Принципом добровольности подсвечивается и один из конститутивно значимых для жанрообразующего сюжета элементов – «легкость перекодирования»: в «Путевке в жизнь» вчерашние «карманники, шарапщики, домушники» превращаются в «слесарей, токарей, литейщиков» буквально по мановению волшебной палочки и с превеликой радостью, тем самым открывая череду подобных превращений в других фильмах21. Причем в данном отношении «Путевка в жизнь», на этакий раннесоветский манер, оказывается самой оптимистичной из всех картин: в сценах перековки никакого «сопротивления материала» зритель не видит.
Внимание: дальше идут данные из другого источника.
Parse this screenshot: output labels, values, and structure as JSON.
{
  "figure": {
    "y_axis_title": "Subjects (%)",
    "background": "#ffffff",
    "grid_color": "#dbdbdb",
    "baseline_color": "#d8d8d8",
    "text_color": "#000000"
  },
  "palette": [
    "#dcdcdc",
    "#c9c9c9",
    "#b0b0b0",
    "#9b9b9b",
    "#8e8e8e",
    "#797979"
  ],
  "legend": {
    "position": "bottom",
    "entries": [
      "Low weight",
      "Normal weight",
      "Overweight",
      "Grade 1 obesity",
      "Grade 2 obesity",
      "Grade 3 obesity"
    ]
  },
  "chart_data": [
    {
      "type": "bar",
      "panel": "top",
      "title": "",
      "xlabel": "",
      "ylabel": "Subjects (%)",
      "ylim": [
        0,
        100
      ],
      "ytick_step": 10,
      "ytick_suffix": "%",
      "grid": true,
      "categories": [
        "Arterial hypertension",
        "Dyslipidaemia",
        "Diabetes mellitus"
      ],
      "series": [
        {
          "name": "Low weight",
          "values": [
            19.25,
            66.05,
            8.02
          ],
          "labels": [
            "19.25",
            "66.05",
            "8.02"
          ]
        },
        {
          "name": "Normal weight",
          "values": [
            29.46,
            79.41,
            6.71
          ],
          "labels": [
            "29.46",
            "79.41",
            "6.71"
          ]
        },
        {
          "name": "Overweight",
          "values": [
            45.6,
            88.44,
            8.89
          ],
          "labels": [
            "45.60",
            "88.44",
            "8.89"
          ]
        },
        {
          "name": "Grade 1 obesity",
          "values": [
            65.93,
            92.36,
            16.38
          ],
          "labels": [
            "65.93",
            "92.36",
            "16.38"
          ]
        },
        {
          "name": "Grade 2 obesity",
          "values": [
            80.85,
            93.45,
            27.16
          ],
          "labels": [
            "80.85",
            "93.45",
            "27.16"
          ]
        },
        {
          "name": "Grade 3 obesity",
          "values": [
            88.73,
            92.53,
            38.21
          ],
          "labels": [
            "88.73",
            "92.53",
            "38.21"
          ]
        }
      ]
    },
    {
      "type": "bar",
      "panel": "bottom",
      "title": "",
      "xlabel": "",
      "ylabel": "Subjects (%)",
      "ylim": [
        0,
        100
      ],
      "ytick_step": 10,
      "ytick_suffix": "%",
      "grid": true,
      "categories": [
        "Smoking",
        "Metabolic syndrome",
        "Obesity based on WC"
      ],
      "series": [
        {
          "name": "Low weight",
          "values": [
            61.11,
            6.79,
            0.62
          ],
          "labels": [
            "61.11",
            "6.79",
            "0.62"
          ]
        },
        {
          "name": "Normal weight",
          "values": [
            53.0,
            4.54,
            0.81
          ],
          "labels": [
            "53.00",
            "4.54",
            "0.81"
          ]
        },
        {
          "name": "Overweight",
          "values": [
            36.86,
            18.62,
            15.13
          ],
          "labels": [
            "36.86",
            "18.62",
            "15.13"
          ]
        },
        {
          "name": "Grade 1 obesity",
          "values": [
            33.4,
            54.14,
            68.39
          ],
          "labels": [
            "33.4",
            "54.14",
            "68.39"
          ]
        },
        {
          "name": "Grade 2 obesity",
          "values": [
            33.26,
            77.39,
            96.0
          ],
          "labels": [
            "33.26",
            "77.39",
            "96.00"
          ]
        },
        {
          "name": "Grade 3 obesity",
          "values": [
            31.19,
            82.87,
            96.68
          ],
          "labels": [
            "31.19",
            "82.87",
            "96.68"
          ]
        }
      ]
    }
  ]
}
Предшествующий криминальный опыт оказывается не то чтобы вытеснен и забыт, но, напротив, востребован в новом качестве. Данная наплывом сцена с Мустафой, который «пиской» вырезает у нэпманши пласт каракулевой шубы пониже спины, решает сразу три задачи: во-первых, создает основу для радостного перекодирования уже имеющихся навыков и превращения вора в сапожника, во-вторых, не дает фигуре умытого и опрятно одетого молодого человека окончательно стать безликой и скучной и, в-третьих, заставляет смеяться над «правом на приватность» как таковым22.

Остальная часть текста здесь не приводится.